The frightening crowd surge I experienced in 2018 was in a 1,500 capacity room. As Neck Deep began performing on stage, I felt the crowd move like dominoes towards the stage. It looked like that from where I was as well. I was struggling to keep my feet planted as the crowd moved. I’m a stocky six foot guy and was worried I would fall into the people in front of me. The crowd did move back, but the claustrophobic swaying movement repeated during a lot of the songs. Every time it repeated, it became more and more alarming. Thankfully, nothing tragic came of it; I hadn’t thought about it much until the tragedy occurred at Astroworld, but it was definitely traumatizing for me even though I don’t have issues with crowds to this day. You’re being pushed from behind, forced to move without any actual control of where you’re going. Stuck in a crowd where everyone is in the same exact situation. I can only imagine how terrifying it must have been if that same feeling was being amplified by the force of thousands of people.

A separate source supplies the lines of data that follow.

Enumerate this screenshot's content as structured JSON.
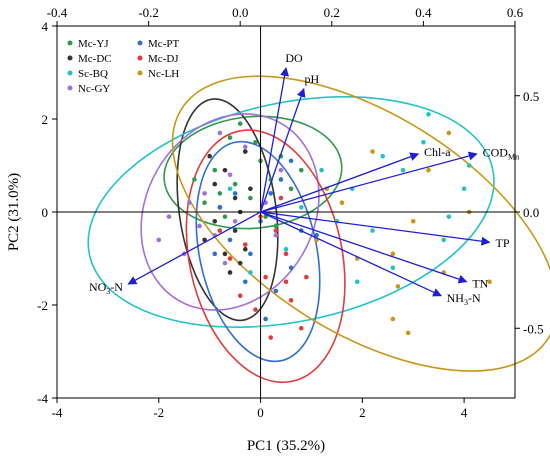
{
  "chart_data": {
    "type": "scatter",
    "title": "",
    "xlabel": "PC1 (35.2%)",
    "ylabel": "PC2 (31.0%)",
    "xlim": [
      -4,
      5
    ],
    "ylim": [
      -4,
      4
    ],
    "x_ticks": [
      -4,
      -2,
      0,
      2,
      4
    ],
    "y_ticks": [
      -4,
      -2,
      0,
      2,
      4
    ],
    "top_axis": {
      "lim": [
        -0.4,
        0.6
      ],
      "ticks": [
        "-0.4",
        "-0.2",
        "0.0",
        "0.2",
        "0.4",
        "0.6"
      ]
    },
    "right_axis": {
      "lim": [
        -0.8,
        0.8
      ],
      "ticks": [
        "-0.5",
        "0.0",
        "0.5"
      ]
    },
    "zero_lines": true,
    "grid": false,
    "legend_position": "top-left",
    "series": [
      {
        "name": "Mc-YJ",
        "color": "#2e9a4e",
        "points": [
          [
            -0.6,
            1.6
          ],
          [
            -0.3,
            1.3
          ],
          [
            -0.9,
            0.9
          ],
          [
            0.0,
            1.1
          ],
          [
            -0.5,
            0.6
          ],
          [
            -0.8,
            0.4
          ],
          [
            0.2,
            0.7
          ],
          [
            -0.4,
            1.9
          ],
          [
            0.4,
            1.2
          ],
          [
            -1.1,
            0.2
          ],
          [
            -0.2,
            0.3
          ],
          [
            0.6,
            0.5
          ],
          [
            -0.7,
            -0.1
          ],
          [
            0.3,
            -0.3
          ],
          [
            -0.1,
            1.5
          ],
          [
            0.8,
            0.9
          ],
          [
            -1.3,
            0.7
          ],
          [
            0.1,
            -0.1
          ]
        ],
        "ellipse": {
          "center": [
            -0.15,
            0.85
          ],
          "semi_axes": [
            1.75,
            1.2
          ],
          "angle_deg": 5
        }
      },
      {
        "name": "Mc-DC",
        "color": "#333333",
        "points": [
          [
            -0.5,
            0.3
          ],
          [
            -0.9,
            -0.2
          ],
          [
            -0.3,
            -0.8
          ],
          [
            -0.7,
            0.9
          ],
          [
            -1.1,
            -0.6
          ],
          [
            -0.4,
            0.0
          ],
          [
            -0.6,
            -1.3
          ],
          [
            -0.2,
            0.5
          ],
          [
            -0.8,
            0.1
          ],
          [
            -1.0,
            1.2
          ],
          [
            -0.5,
            -0.4
          ],
          [
            -0.3,
            1.3
          ],
          [
            -0.7,
            -0.9
          ],
          [
            -0.9,
            0.6
          ],
          [
            -0.4,
            -1.1
          ]
        ],
        "ellipse": {
          "center": [
            -0.65,
            0.05
          ],
          "semi_axes": [
            0.95,
            2.4
          ],
          "angle_deg": 8
        }
      },
      {
        "name": "Sc-BQ",
        "color": "#22c3c8",
        "points": [
          [
            3.2,
            1.5
          ],
          [
            2.8,
            0.9
          ],
          [
            4.0,
            0.5
          ],
          [
            3.6,
            -0.6
          ],
          [
            2.2,
            -0.4
          ],
          [
            2.6,
            -1.2
          ],
          [
            3.3,
            2.1
          ],
          [
            1.8,
            0.5
          ],
          [
            2.4,
            1.2
          ],
          [
            4.1,
            1.0
          ],
          [
            1.5,
            -0.2
          ],
          [
            0.8,
            0.1
          ],
          [
            -0.2,
            -1.3
          ],
          [
            1.9,
            -1.5
          ],
          [
            3.7,
            -0.1
          ],
          [
            -0.6,
            0.5
          ],
          [
            0.5,
            -0.8
          ],
          [
            1.2,
            0.9
          ]
        ],
        "ellipse": {
          "center": [
            0.6,
            0.0
          ],
          "semi_axes": [
            4.05,
            2.35
          ],
          "angle_deg": 12
        }
      },
      {
        "name": "Nc-GY",
        "color": "#a56fd8",
        "points": [
          [
            -1.2,
            -0.3
          ],
          [
            -0.6,
            0.8
          ],
          [
            -1.5,
            -0.9
          ],
          [
            0.1,
            0.2
          ],
          [
            -0.9,
            -0.5
          ],
          [
            -1.8,
            -0.1
          ],
          [
            -0.3,
            1.4
          ],
          [
            -1.1,
            0.4
          ],
          [
            0.3,
            -0.5
          ],
          [
            -0.7,
            -1.1
          ],
          [
            -1.4,
            0.2
          ],
          [
            -0.5,
            -0.2
          ],
          [
            -2.0,
            -0.6
          ],
          [
            0.4,
            0.9
          ],
          [
            -0.8,
            1.7
          ]
        ],
        "ellipse": {
          "center": [
            -0.6,
            0.0
          ],
          "semi_axes": [
            1.65,
            2.2
          ],
          "angle_deg": -30
        }
      },
      {
        "name": "Mc-PT",
        "color": "#2f6fd4",
        "points": [
          [
            -0.2,
            -0.9
          ],
          [
            0.3,
            -1.7
          ],
          [
            -0.6,
            -0.6
          ],
          [
            0.8,
            -0.4
          ],
          [
            0.1,
            -2.3
          ],
          [
            -0.9,
            -0.9
          ],
          [
            0.6,
            -1.2
          ],
          [
            -0.3,
            -1.5
          ],
          [
            0.4,
            0.7
          ],
          [
            1.1,
            -0.5
          ],
          [
            -0.5,
            0.4
          ],
          [
            0.0,
            -0.2
          ],
          [
            0.2,
            0.4
          ],
          [
            -0.8,
            0.1
          ],
          [
            0.6,
            1.1
          ]
        ],
        "ellipse": {
          "center": [
            -0.05,
            -0.85
          ],
          "semi_axes": [
            1.15,
            2.4
          ],
          "angle_deg": 12
        }
      },
      {
        "name": "Mc-DJ",
        "color": "#e03c3c",
        "points": [
          [
            0.1,
            -1.4
          ],
          [
            0.6,
            -1.9
          ],
          [
            -0.3,
            -0.7
          ],
          [
            0.5,
            -0.9
          ],
          [
            -0.1,
            -2.1
          ],
          [
            0.9,
            -1.4
          ],
          [
            0.3,
            -0.4
          ],
          [
            -0.6,
            -1.0
          ],
          [
            0.8,
            -2.5
          ],
          [
            0.0,
            -0.1
          ],
          [
            0.5,
            -1.5
          ],
          [
            -0.4,
            -1.8
          ],
          [
            0.2,
            -2.7
          ],
          [
            -0.8,
            -0.4
          ],
          [
            0.4,
            0.3
          ]
        ],
        "ellipse": {
          "center": [
            0.1,
            -0.95
          ],
          "semi_axes": [
            1.5,
            2.75
          ],
          "angle_deg": 12
        }
      },
      {
        "name": "Nc-LH",
        "color": "#c99718",
        "points": [
          [
            4.5,
            -1.5
          ],
          [
            3.0,
            -0.2
          ],
          [
            2.6,
            -0.9
          ],
          [
            2.7,
            -1.6
          ],
          [
            2.6,
            -2.3
          ],
          [
            2.9,
            -2.6
          ],
          [
            3.6,
            -1.3
          ],
          [
            1.9,
            -1.0
          ],
          [
            1.6,
            0.2
          ],
          [
            3.3,
            0.9
          ],
          [
            4.1,
            0.0
          ],
          [
            2.2,
            1.3
          ],
          [
            1.3,
            0.5
          ],
          [
            3.7,
            1.7
          ],
          [
            1.1,
            -0.6
          ]
        ],
        "ellipse": {
          "center": [
            2.05,
            -0.25
          ],
          "semi_axes": [
            4.25,
            2.35
          ],
          "angle_deg": -32
        }
      }
    ],
    "loadings": [
      {
        "name": "DO",
        "x": 0.5,
        "y": 3.1,
        "label": "DO",
        "sub": ""
      },
      {
        "name": "pH",
        "x": 0.85,
        "y": 2.65,
        "label": "pH",
        "sub": ""
      },
      {
        "name": "Chl-a",
        "x": 3.1,
        "y": 1.25,
        "label": "Chl-a",
        "sub": ""
      },
      {
        "name": "COD_Mn",
        "x": 4.25,
        "y": 1.25,
        "label": "COD",
        "sub": "Mn"
      },
      {
        "name": "TP",
        "x": 4.5,
        "y": -0.65,
        "label": "TP",
        "sub": ""
      },
      {
        "name": "TN",
        "x": 4.05,
        "y": -1.5,
        "label": "TN",
        "sub": ""
      },
      {
        "name": "NH3-N",
        "x": 3.55,
        "y": -1.8,
        "label": "NH",
        "sub": "3",
        "label_after": "-N"
      },
      {
        "name": "NO3-N",
        "x": -2.6,
        "y": -1.55,
        "label": "NO",
        "sub": "3",
        "label_after": "-N"
      }
    ],
    "loading_color": "#1f1fd8"
  }
}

"Sometimes these accidents can happen without prior warning but it’s up to the artists and their crew to stop the show whenever people are starting to get hurt."

We have never seen this level of concert safety failures, artist neglect, and terrible crowd etiquette in the concerts we have been to. We wholeheartedly believe real “mosh pits” aren’t the ones where people get injured, it’s the ones where people have fun while taking care of each other. Our hearts go out to all the victims and the injured. Please remember that when you’re in a concert, take care of yourself and the people around you. When we gather for music together, we’re on the same team.





Update at 2 p.m. on 11/16/21 to correct the number of casualties from "eight to nine" to "nine to 10".